Photo by Kiribati Government.
Riding on the invisible lasso of the equator in the middle of the Pacific Ocean, an island is quietly submerging into the sea. The Independent and Sovereign Republic of Kiribati is a 310-square mile island nation located between Australia and Hawaii, and it’s sinking. With sea levels rising rapidly, scientists predict that the 32 islands of Kiribati will disappear in the next 50 years.
“What happens to us in the future? Do we disappear as a culture?” asks the country’s president Anote Tong. As captain of a sinking ship he has every right to panic. “These are the issues that keep me awake.”

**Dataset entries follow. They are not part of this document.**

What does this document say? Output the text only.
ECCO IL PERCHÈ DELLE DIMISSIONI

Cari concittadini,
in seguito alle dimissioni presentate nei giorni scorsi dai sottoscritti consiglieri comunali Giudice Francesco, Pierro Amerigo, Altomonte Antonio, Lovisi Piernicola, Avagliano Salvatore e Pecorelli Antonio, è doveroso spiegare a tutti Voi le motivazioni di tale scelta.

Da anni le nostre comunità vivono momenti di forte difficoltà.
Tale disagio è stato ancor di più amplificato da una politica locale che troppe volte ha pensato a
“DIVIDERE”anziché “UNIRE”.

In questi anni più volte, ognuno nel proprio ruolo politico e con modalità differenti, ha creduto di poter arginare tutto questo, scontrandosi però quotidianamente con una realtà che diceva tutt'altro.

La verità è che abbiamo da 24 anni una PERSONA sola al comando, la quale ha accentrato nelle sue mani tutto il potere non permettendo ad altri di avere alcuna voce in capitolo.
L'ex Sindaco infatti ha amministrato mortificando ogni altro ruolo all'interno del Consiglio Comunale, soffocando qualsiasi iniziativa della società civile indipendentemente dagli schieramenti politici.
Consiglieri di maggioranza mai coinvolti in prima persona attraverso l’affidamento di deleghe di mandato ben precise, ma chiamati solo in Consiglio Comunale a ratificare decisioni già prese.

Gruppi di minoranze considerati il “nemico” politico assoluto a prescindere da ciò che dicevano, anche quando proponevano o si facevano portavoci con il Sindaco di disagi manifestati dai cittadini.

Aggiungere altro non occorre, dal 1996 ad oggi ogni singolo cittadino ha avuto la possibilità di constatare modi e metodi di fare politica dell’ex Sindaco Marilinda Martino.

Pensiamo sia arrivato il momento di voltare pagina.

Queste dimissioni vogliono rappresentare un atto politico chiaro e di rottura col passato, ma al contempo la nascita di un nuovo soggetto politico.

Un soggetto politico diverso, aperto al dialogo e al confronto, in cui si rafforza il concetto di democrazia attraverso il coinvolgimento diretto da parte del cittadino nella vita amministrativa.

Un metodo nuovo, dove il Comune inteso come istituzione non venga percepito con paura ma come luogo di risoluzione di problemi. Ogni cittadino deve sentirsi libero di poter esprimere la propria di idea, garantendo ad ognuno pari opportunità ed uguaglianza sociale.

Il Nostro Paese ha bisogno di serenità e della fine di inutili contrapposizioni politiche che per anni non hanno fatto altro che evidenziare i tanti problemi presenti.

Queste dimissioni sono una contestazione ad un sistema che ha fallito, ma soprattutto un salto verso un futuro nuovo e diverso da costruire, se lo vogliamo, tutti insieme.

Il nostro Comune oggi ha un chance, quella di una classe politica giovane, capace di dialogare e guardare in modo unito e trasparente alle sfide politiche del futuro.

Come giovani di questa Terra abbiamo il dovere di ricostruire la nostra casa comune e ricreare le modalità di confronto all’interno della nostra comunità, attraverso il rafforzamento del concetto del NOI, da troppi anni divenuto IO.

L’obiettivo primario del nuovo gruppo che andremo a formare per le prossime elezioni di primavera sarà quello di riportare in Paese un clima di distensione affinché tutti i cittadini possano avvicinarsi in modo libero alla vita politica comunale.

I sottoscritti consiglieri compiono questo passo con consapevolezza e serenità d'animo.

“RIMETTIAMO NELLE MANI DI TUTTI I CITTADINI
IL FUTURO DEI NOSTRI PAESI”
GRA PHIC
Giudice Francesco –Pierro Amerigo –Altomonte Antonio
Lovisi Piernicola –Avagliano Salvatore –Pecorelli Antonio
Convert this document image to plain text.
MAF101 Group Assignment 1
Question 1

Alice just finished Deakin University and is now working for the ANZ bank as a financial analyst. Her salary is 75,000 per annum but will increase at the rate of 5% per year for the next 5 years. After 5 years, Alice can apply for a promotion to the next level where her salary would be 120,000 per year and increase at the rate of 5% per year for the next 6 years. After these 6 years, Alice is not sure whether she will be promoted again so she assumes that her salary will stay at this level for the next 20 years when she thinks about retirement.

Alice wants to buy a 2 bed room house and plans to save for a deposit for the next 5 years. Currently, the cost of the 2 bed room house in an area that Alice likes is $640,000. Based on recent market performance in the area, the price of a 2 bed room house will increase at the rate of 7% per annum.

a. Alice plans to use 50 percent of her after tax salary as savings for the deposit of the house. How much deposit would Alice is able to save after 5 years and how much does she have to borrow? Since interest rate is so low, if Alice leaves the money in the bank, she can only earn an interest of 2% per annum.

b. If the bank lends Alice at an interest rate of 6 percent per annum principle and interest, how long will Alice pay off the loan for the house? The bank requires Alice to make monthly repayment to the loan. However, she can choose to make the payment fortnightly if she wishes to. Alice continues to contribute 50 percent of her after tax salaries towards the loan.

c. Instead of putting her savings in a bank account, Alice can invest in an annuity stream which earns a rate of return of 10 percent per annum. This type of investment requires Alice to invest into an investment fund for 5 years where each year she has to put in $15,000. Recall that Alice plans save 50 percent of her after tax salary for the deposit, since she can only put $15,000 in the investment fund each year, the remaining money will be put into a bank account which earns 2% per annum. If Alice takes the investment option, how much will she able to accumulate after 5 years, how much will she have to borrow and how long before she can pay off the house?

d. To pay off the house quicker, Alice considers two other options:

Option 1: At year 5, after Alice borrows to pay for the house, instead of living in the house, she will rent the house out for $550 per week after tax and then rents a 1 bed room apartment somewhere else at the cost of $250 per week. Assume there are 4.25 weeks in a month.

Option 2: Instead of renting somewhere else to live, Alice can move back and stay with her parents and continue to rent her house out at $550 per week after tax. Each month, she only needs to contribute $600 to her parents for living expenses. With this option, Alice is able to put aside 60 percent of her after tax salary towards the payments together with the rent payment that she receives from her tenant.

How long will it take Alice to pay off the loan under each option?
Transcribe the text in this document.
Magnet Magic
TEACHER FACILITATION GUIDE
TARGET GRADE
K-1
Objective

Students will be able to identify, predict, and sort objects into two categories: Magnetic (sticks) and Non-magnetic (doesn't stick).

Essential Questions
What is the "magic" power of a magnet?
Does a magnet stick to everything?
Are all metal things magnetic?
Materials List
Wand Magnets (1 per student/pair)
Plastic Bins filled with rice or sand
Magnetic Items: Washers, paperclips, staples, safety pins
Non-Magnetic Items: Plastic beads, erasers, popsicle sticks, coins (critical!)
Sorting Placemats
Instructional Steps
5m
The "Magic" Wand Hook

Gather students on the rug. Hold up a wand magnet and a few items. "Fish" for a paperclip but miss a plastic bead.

Kiribati’s hundred thousand residents live on skinny strips of land about the width of a city block that float just six feet above sea level at their highest points. The crops of a few villages were destroyed after saltwater broke into the freshwater supply and residents have had to face an increasing blitz of storms and droughts over the past few years. Several atolls of Kiribati – Abaiang, Tebua and Bikeman – have already sunk beneath the sea line.
Although the nation is predominantly and devoutly Christian, their faith is infused with belief in spirits they can appeal to in times of need – the fishing gods might bless you with a good catch, the storm gods might abate if you ask them. If the country disappears, “our spirits will have nowhere else to go,” says Tong. “We ask the spirits to change the minds of those people who are doing this.”
But he is not only betting on spirits. Since he was elected in 2003, Tong has been appealing to first-world nations for funds to build a fortified seawall, asking them to accept his constituents as immigrants, and devising plans to move the population to floating oil rig-like islands. Fiji’s president Epeli Nailtikau responded to Tong’s appeals and visited Kiribati in 2013, announcing, “If all else fails, you will not be refugees. You will be able to migrate with dignity. Fiji will not turn its back on our neighbors in their hour of need.” Tong has purchased 6,000 acres of land on Vanua Levu, Fiji’s second-biggest island.
As one of the world’s tiniest nations and among the most vulnerable to climate change, this imminent disappearance has ushered them in a position as leaders in the international fight against the effects of global warming. They are a member of alliances responsible for the first draft of the Kyoto Protocol. In 2011, President Tong spoke before the UN Assembly, saying, “Whether or not we are willing to acknowledge it, climate change and sea level rise are a result of the unsustainable use of our planet’s resources. We ignore this reality at our peril.”